Buoyancy calculations – making use of an exception to Archimedes' principle?

Novus · May 15, 2023, 02:18:49 PM

It is probably easier to understand that the scenario is in equilibrium by increasing the mass of the solid area's of the object (currently 1000 kg/m3) with a factor of 1.6666 after which we get;
1. F = -/- 0.07848N
2. F = + 0.07848N
3. F = 0N (neutrally buoyant)
4. F = 0N (neutrally buoyant)

As for the change in force from 4 (F = -/- 0.07848N) to 1 (F = 0N) by closing the seal - see below simplified bottom-case example.

The compression of the object between 2 and 3 generates 'free energy' (depending on the question if the forces are calculated correctly)

Novus · May 16, 2023, 04:20:26 AM

As part of the discussion on the science forum I received multiple questions on how the object could be sliding up and down while expanding/decreasing in volume. Below a possible solution as posted on this forum.

The airtube should probably be in a vertical direction rather then horizontally through the container wall.

As for achieving a water-thight 'seal' this becomes less of a challenge when we realize that rather than trying to prevent any water seeping through the waterpressure needs to be removed.

The pulley/counterweight construction is probably not necessary by properly calibrating the combined density of the sliding panel and the object.

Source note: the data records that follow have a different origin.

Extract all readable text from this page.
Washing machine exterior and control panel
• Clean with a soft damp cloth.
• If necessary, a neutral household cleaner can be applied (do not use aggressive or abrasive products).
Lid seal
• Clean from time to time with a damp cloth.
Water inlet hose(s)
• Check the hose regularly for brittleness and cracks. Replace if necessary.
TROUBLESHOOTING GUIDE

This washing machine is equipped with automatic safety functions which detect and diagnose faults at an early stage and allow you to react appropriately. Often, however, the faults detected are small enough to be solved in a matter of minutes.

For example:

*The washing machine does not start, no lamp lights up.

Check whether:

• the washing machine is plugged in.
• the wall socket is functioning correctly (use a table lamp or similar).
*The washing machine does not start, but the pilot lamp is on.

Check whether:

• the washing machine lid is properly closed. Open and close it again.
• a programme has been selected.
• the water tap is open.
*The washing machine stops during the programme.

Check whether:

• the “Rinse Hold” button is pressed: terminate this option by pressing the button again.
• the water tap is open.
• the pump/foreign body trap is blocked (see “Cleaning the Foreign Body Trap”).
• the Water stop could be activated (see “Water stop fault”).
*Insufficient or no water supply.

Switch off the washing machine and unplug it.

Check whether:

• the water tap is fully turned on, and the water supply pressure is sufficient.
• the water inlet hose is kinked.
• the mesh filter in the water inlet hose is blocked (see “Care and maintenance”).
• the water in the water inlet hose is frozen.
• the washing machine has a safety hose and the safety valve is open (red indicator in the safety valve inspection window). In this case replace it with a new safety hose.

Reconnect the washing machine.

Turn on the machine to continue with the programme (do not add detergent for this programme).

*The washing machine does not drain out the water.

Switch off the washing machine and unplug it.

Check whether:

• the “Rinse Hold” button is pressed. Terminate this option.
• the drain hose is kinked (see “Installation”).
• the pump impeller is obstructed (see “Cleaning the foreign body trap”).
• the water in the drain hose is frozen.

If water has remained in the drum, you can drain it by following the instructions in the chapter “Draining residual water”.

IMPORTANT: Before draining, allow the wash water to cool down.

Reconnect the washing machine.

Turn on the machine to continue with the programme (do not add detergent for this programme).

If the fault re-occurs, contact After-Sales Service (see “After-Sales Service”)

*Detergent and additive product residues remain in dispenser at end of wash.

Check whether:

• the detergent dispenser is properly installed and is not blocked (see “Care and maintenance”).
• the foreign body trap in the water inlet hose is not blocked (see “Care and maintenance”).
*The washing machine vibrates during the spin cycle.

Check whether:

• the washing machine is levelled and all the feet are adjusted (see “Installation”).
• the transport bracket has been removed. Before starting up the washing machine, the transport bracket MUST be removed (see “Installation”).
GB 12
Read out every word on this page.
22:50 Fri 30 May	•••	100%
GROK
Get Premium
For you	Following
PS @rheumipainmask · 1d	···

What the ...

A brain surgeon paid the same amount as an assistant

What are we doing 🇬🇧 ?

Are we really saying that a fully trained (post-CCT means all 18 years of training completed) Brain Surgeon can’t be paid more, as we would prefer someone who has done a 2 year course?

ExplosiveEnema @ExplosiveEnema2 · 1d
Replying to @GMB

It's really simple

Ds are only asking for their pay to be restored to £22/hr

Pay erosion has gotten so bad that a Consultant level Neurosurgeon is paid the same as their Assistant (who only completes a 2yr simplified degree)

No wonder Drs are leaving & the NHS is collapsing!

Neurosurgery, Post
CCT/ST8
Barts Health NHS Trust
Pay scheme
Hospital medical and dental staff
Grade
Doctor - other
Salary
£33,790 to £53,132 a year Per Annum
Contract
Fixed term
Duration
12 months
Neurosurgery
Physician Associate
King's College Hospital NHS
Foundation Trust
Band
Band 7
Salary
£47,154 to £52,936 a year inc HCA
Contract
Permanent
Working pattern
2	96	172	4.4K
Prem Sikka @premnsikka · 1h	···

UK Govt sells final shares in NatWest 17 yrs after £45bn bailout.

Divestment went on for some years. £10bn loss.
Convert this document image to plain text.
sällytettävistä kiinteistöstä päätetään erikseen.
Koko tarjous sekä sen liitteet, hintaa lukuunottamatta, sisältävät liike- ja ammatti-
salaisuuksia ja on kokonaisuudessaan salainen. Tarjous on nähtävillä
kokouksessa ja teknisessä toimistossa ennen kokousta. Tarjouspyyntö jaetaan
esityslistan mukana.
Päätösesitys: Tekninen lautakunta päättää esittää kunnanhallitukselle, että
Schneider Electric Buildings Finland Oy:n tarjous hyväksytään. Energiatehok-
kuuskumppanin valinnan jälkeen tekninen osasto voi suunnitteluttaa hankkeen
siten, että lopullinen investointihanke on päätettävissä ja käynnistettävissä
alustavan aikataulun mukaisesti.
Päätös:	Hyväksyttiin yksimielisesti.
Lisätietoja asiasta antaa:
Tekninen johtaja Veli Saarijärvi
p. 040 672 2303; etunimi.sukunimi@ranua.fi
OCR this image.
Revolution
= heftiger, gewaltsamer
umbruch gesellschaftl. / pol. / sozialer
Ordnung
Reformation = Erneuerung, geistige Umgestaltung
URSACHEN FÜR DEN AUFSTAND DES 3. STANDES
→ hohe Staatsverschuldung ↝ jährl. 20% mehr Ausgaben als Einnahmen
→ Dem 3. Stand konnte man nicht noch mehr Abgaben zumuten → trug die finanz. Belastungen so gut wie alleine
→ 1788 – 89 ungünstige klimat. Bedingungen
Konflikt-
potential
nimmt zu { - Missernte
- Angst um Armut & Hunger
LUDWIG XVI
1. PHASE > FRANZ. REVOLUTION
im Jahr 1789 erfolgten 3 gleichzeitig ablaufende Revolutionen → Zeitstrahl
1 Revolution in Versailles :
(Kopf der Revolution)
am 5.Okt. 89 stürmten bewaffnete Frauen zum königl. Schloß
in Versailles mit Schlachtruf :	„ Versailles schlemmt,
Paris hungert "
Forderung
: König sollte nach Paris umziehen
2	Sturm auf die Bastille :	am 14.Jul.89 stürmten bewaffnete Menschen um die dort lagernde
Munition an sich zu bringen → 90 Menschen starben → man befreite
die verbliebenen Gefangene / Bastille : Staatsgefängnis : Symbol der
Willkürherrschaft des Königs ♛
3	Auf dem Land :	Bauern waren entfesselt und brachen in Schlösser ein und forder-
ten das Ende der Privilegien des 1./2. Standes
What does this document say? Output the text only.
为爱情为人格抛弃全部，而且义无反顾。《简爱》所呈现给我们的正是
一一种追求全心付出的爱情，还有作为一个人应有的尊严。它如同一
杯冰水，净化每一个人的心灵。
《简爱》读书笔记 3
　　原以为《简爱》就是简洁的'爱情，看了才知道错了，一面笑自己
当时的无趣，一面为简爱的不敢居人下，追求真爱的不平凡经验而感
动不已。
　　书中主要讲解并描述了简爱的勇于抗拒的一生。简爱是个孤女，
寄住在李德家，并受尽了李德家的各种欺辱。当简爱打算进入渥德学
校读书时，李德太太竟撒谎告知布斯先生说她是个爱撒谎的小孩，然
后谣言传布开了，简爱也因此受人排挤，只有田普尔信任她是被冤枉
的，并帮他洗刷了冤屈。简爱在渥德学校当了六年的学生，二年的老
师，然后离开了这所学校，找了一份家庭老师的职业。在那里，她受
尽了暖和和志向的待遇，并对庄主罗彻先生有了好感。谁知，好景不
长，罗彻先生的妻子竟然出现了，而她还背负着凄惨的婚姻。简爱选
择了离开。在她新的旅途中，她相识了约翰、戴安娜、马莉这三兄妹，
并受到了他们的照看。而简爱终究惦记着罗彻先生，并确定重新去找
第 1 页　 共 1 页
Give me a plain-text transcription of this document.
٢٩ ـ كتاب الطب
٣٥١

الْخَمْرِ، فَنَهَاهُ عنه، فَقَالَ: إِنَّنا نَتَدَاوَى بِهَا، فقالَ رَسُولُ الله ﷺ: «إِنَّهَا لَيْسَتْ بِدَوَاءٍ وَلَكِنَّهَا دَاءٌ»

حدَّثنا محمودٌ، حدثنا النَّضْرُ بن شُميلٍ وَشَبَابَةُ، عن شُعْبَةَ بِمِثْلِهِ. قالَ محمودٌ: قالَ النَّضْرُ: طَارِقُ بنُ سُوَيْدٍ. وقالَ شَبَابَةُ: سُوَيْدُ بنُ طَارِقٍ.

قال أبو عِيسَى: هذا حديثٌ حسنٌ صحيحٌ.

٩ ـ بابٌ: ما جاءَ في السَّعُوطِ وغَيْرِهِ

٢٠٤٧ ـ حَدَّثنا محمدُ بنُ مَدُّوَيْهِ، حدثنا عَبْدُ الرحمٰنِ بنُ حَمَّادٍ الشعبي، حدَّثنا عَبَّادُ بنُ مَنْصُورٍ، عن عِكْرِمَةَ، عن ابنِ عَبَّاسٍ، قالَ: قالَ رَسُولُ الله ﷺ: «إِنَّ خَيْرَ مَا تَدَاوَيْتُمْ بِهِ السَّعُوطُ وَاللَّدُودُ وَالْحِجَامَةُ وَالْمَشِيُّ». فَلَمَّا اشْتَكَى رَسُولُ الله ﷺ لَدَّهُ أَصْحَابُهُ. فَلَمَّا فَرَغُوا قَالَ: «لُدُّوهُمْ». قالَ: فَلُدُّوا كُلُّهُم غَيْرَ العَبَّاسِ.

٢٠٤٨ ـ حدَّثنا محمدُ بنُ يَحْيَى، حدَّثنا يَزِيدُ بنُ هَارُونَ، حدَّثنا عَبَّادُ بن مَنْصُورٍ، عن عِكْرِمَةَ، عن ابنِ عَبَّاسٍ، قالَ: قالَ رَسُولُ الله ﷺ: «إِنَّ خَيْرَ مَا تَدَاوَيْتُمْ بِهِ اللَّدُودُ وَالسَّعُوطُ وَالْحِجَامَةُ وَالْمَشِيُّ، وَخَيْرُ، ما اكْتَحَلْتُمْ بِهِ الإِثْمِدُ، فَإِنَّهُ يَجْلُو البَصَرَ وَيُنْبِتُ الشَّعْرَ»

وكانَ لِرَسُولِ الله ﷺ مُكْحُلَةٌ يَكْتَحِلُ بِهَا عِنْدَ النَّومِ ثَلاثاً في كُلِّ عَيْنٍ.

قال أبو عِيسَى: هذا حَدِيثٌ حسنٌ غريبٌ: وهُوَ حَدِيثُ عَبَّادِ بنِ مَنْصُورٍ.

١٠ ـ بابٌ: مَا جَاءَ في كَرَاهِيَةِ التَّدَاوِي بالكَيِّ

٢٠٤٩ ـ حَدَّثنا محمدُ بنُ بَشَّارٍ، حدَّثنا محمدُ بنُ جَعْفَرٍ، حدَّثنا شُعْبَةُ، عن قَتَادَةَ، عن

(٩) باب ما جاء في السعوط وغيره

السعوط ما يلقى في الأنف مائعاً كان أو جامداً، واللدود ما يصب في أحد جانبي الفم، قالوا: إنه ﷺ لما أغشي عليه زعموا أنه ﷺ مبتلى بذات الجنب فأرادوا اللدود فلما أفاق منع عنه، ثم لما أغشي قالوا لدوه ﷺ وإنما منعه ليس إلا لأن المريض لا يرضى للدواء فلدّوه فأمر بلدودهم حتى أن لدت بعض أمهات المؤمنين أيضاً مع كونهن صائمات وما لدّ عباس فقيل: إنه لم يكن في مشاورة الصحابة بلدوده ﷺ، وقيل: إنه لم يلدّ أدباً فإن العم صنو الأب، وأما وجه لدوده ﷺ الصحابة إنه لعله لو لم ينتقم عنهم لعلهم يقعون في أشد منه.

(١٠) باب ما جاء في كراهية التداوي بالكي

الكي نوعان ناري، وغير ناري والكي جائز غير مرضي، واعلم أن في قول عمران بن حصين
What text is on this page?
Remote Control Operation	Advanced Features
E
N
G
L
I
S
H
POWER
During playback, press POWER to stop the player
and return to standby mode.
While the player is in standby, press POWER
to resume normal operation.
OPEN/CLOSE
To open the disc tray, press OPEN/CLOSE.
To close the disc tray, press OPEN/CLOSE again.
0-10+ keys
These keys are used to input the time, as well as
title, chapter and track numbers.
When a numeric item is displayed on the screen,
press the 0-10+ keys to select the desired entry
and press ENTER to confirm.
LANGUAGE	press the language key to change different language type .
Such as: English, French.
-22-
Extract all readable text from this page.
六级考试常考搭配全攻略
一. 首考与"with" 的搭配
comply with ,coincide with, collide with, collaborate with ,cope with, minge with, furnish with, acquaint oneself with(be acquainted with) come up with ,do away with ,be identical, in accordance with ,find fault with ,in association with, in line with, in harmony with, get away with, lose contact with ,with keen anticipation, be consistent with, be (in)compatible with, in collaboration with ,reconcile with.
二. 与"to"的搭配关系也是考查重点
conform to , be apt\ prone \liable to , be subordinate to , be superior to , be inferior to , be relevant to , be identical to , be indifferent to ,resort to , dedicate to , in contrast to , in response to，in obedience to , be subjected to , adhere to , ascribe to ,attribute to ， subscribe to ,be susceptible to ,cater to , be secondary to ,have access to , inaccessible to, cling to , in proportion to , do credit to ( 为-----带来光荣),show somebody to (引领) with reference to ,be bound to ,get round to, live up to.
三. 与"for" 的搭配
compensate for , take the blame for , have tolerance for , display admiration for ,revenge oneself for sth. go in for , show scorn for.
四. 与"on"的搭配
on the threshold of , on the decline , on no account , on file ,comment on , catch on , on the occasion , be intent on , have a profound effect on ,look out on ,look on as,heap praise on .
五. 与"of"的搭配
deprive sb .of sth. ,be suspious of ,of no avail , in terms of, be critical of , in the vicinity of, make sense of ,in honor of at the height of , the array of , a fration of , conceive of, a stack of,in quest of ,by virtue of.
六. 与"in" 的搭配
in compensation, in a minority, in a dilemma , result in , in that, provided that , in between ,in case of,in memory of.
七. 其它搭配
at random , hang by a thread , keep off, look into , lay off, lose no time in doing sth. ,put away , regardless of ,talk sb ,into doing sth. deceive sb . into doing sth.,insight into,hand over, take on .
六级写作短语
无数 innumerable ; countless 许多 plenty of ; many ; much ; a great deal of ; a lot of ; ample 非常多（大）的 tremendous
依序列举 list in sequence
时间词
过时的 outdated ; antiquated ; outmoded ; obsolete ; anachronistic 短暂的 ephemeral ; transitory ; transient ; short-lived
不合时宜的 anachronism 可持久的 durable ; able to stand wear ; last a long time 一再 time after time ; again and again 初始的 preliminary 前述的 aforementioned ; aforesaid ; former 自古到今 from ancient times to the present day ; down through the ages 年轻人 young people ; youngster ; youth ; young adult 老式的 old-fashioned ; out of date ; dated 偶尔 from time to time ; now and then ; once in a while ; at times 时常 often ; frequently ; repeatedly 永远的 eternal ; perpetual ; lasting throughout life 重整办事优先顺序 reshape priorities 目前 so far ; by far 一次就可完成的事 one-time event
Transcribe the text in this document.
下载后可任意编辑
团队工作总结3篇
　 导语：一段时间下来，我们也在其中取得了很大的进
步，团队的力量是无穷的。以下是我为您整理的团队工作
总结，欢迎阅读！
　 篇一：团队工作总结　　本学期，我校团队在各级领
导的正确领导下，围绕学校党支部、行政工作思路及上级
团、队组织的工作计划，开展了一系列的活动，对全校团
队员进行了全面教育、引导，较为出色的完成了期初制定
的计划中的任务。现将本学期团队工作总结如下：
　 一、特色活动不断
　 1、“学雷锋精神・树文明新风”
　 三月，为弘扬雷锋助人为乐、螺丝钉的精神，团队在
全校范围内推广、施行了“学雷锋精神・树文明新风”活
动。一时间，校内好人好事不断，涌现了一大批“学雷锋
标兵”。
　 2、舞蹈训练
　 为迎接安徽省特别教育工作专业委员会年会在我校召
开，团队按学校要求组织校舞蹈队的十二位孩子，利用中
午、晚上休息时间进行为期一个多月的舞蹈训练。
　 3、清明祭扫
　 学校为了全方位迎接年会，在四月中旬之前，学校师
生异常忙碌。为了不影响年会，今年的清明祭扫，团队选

Novus · May 16, 2023, 06:38:59 PM

Quote« Tarsier Reply #15 on: May 04, 2023, 03:26:26 AM »

QuoteNovus. A big issue is the displacement of water. If your "exception" mechanism sits at the bottom position sealed at both sides, lets pretend that it is positively buoyant looking at your fig1 and fig2. As it rises, we have about 14 units of water that drop 2 spaces and 4 units that are displaced all the way to the top of the water surface, about 5 or 6 spaces. So around 22 units of Potential energy working against you vs 14 units moving down 2 spaces...28 units of PE. That is if the buoyant container volume is equal to air. If it weighs less than 6 units of water, it will float, any more (ie if it is neutrally buoyant), it will not rise. I don't think this "exception" will overcome this, but you would need to test.

In the revised scenario (post 34) 8 cm3 of water moves to the top of the container as a result of the expanding/upwards movement of the object between 1 and 2, however the water's center of mass (and thus PE) drops by 2.29 cm.